Recently, I’ve had lengthy discussions on the topic of dither with a couple of different people—of opposite views. One believes that everything should be dithered, including truncations to 24-bit. The other feels that dither is a waste of time even for 16-bit, and is needed only for shorter word lengths, rarely used today.
This got me thinking about how to give perspective on the truncation distortion and dither levels we’re talking about for 16-bit and 24-bit files. The usual demonstration would be to find or create a recording that is not unrealistic, yet produces noticeable truncation distortion at the bit levels we’re interested in—which is mainly near the floor of 16-bit and 24-bit samples.

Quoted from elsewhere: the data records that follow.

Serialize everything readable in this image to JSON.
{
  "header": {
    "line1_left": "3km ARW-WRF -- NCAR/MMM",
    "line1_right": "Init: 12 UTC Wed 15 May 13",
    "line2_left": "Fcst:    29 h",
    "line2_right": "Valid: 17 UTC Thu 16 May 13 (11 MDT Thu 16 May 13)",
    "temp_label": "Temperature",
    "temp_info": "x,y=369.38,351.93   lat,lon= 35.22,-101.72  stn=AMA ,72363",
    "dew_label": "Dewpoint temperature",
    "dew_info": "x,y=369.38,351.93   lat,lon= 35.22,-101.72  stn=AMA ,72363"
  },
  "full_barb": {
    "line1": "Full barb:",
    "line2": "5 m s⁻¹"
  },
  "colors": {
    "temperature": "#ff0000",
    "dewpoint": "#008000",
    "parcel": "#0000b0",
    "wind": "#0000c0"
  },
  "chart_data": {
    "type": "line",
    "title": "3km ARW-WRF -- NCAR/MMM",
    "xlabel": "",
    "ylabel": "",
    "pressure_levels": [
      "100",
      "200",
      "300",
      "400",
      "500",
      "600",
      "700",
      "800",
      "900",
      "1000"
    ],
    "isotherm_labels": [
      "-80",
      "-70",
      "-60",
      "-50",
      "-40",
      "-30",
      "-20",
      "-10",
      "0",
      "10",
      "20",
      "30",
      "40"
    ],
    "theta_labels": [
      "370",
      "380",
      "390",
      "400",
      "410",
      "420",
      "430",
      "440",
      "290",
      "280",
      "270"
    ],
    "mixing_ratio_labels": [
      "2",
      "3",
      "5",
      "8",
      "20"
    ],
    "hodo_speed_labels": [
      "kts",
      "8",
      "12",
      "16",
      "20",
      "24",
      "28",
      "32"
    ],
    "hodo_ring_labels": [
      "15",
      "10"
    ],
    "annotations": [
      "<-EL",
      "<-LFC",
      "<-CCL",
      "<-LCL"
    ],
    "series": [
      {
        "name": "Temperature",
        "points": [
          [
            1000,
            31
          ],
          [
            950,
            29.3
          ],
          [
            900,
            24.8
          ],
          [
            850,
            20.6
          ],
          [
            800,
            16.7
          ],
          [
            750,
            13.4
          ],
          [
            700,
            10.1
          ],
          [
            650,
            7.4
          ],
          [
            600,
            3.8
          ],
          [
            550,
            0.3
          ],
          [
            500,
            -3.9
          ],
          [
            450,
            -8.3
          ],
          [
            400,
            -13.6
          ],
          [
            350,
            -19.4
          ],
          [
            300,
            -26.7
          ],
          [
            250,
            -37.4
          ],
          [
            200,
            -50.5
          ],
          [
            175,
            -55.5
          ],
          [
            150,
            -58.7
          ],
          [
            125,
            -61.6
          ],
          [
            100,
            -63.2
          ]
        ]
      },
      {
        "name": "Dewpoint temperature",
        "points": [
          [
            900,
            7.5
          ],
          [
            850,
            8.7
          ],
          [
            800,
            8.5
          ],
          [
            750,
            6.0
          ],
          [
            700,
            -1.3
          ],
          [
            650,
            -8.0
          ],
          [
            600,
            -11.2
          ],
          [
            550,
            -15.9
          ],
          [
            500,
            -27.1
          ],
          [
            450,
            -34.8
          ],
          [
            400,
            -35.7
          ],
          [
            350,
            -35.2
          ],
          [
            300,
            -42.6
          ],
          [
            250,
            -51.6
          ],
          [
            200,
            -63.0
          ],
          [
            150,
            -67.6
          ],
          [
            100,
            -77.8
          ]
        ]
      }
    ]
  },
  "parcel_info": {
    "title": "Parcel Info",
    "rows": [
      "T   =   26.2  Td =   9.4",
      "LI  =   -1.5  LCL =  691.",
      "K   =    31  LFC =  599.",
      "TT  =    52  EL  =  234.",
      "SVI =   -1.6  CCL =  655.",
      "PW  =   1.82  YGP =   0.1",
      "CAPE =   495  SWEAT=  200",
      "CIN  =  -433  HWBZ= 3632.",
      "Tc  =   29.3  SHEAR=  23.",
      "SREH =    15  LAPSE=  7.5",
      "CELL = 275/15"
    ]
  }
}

But it occurred to me that people don’t have a good idea of how loud the distortion levels are by themselves, and that should be the place to start. I thought of a way to generate signals of those levels with no distortion of their own.
Perfect audio
Are you ready to listen to perfect digital audio files? By perfect I mean that they are exactly what they are designed to be. If I’d tried for low-level sine waves, for instance, they would be crude, distorted approximations. Instead, I created square waves at precise bit levels to avoid quantization errors, synchronized to the sample rate to avoid aliasing. The sample values are exact—they are not values that are “close” to expected values—and the harmonic content is representative of truncation effects at those levels.
The signal begins with the LSB set (we’ll call this “+1”), then the next sample is negated (-1). This repeats (+1, -1, +1, -1, …) for a short duration, then the period increases by one sample (+1, +1, -1, -1, +1, +1, -1, -1, …) for a short duration, and the process continues, increasing the period by one sample each time. This is a classic “divide by n” oscillator. You’ll notice that the pitch resolution is very poor at the beginning, as the second tone is an octave down from the first (which is at Nyquist and will be swallowed by your reconstruction filter), but gets better and better as pitch drops and each additional sample is a small percentage of the period. The waveform amplitude is not the smallest possible—toggling between +1 and 0 would do that—but is representative of the amplitude of the smallest truncation effects for bipolar signals.
So, the sound starts dropping at discrete frequencies, and moves increasingly towards a smooth frequency sweep.
Listening tests
Listen to these files on a quality monitoring system. First, the generated test signal toggling at the level of the fifth bit, moderately loud, so that you can become familiar with what you’ll be listening for at the lower levels:
Sweep at the 5th bit level (-24.1 dB)
All files are 24-bit. The difference is that the +1 level for the 24-bit version is the 24th bit, for the 16-bit version it’s the 16th bit, and for the 5-bit version it’s the 5th bit (making it 2048 times, or 66 dB, louder than the 16-bit version).
Now for 16-bit. Start by setting your monitoring level to as loud as you would normally play music, by running a song through it. Crank it up, but don’t hurt your ears. Then play this file by itself:
Sweep at the 16th bit level (-90.3 dB)
On a quality system at a relatively high monitoring level, you’ll have no problem hearing this sweep. After listening a few times, you might want to play a song again to remind yourself of the relative level of the test signal. Think about how difficult it would be to hear the test signal during the chunking guitars of a rock tune, but how it might be heard in the fading of quiet piano notes in classical music. (Yes, truncation noise can resulting in more of a tearing sound that the tone of the test sweep, but the relative levels are still representative of the relationship.)
Now, 24-bit. Warning: Do NOT try to compensate by cranking your volume level. You are NOT going to hear this signal anyway, and you risk making a mistake and assaulting your ears horrifically, or blowing speakers. No matter how great you think your 24-bit converters are, it and all of your other gear generate higher levels of noise than the 24th-bit level.
Sweep at the 24th bit level (-138.5 dB)
If you want to try other levels, use a sample editor (such as the free Audacity, or your favorite DAW) to boost the level 2x, or 6.02 dB, for every additional bit that you want to move up.
Think about the levels, and at what bit levels you’d care to conceal truncation distortion with dither, and I’ll comment further in a future article.
Don’t forget noise-shaped dither, though, which can *increase* the dynamic range of 16-bit audio, up to 120 dB.
http://people.xiph.org/~xiphmont/demo/neil-young.html
Not forgetting it—and I’d say that it increases subjective, or perceived dynamic range—but this article is about getting a feel for the distortion levels of a non-dithered signal…
I’m not sure how, but I’m positive I heard the -138.5 dB waveform. I listened to the files on my iMac 3.4 GHz Quad-Core Intel Core i7 running OS X 10.8.4, with Audio Device settings on 96kHz, 32-bit float, 0.0 dB, all factory OEM parts. I listened through my Shure SRH840 circumaural closed-back headphones. Static was incredibly low despite the lack of equipment I used to listen. Am I nuts? Was I simply hearing a resonate change in the static?
These are the questions that haunt me… Nah! I already know I’m crazy.
It’s possible that there is some non-linear aspect of the iMac output, including the sample rate conversion, but it would have to be large in order to hear anything.